In the previous comparative period, the JSE-listed poultry producer, reported a 7% rise in half year revenue to R7.5 billion (US$535.5m) despite the tough operating environment.
This was achieved through a combination of increased broiler sales volumes and a below inflationary increase in selling prices.
However, the company’s profit line took a hit as its operating profit declined by 37% to R345 million (US$24m).
Headline earnings per share were down by the same margin – that is by 37%, coming in at 597 cents a share, hurt by imports and high feed input costs.
According to the group, the price of broiler feed shot by 17 percent on a rand a ton basis because of high raw material costs.
Meanwhile, poultry imports remained high during the period, with average monthly poultry imports equalling about 26 percent of local consumption, at an average of 39 705 tons a month.

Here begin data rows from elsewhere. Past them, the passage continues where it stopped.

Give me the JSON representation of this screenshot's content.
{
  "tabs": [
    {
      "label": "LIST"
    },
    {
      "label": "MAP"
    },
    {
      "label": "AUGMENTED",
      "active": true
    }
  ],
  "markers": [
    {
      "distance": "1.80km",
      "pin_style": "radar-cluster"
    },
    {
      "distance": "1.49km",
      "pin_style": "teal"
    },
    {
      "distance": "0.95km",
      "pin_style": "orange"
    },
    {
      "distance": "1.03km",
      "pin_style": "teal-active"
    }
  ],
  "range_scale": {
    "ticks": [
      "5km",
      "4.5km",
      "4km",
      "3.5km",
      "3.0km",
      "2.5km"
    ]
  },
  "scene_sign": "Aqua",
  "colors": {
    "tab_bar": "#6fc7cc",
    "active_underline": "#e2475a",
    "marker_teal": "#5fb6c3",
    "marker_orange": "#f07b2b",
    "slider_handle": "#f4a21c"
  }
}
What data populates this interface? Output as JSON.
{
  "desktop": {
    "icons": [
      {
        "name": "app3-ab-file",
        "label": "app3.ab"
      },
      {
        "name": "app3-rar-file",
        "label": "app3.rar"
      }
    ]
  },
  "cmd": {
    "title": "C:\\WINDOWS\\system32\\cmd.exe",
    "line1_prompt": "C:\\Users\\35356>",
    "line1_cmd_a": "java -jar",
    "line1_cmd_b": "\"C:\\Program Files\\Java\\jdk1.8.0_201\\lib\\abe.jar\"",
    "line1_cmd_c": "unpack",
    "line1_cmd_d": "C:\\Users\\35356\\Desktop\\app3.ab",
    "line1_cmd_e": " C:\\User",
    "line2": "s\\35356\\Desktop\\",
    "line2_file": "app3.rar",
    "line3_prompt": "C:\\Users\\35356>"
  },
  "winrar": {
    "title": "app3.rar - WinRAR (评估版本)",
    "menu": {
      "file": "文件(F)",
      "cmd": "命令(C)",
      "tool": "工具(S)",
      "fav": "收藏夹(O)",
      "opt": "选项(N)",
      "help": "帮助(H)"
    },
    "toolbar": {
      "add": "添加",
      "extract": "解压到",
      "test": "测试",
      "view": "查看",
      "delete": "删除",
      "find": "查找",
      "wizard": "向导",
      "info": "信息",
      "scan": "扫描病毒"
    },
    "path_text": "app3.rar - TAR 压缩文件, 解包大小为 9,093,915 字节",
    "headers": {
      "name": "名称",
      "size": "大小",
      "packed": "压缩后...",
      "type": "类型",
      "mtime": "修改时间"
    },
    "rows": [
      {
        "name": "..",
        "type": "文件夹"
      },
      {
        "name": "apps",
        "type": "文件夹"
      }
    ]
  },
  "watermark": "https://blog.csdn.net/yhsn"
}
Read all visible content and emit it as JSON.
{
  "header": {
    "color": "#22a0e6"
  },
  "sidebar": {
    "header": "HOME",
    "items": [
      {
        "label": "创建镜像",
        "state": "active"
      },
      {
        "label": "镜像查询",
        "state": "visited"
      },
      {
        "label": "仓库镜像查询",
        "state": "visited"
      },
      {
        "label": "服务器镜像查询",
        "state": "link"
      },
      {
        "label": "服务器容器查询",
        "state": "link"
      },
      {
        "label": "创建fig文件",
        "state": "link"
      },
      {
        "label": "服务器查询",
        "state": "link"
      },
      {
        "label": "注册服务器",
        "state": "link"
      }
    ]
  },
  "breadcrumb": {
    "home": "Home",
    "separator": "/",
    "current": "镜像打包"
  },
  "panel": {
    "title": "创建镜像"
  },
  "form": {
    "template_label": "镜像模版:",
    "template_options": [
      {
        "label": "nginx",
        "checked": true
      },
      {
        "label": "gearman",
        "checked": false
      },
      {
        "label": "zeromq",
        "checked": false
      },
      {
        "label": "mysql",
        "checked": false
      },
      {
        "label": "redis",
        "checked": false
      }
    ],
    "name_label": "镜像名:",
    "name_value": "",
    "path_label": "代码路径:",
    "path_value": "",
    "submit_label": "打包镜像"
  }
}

Despite the gloomy start of the year, the company reported a 13.9% rise in revenue in the full year ended 30 September 2021 to R15.9 billion (US$1.04 billion), an increase from prior year’s R13.9 billion (US$912m).
Revenue from the poultry division increased by 15.3% to R13.1 billion (US$860m), supported by higher sales volumes and a recovery in broiler sales realisations, together with improved sales of broiler parent stock into the external market by Ross Poultry Breeders.
Meanwhile revenue from its feed division increased by 18.9% to R8.3 billion (US$545m) as a direct result of higher selling prices on the back of the increase in raw material costs.
However, revenue from continued operations of other African markets decreased by 6.7% to R289 million (US$18.98m).
Still its profit measure took a hit reporting 15% decline in Headline Earning Per share.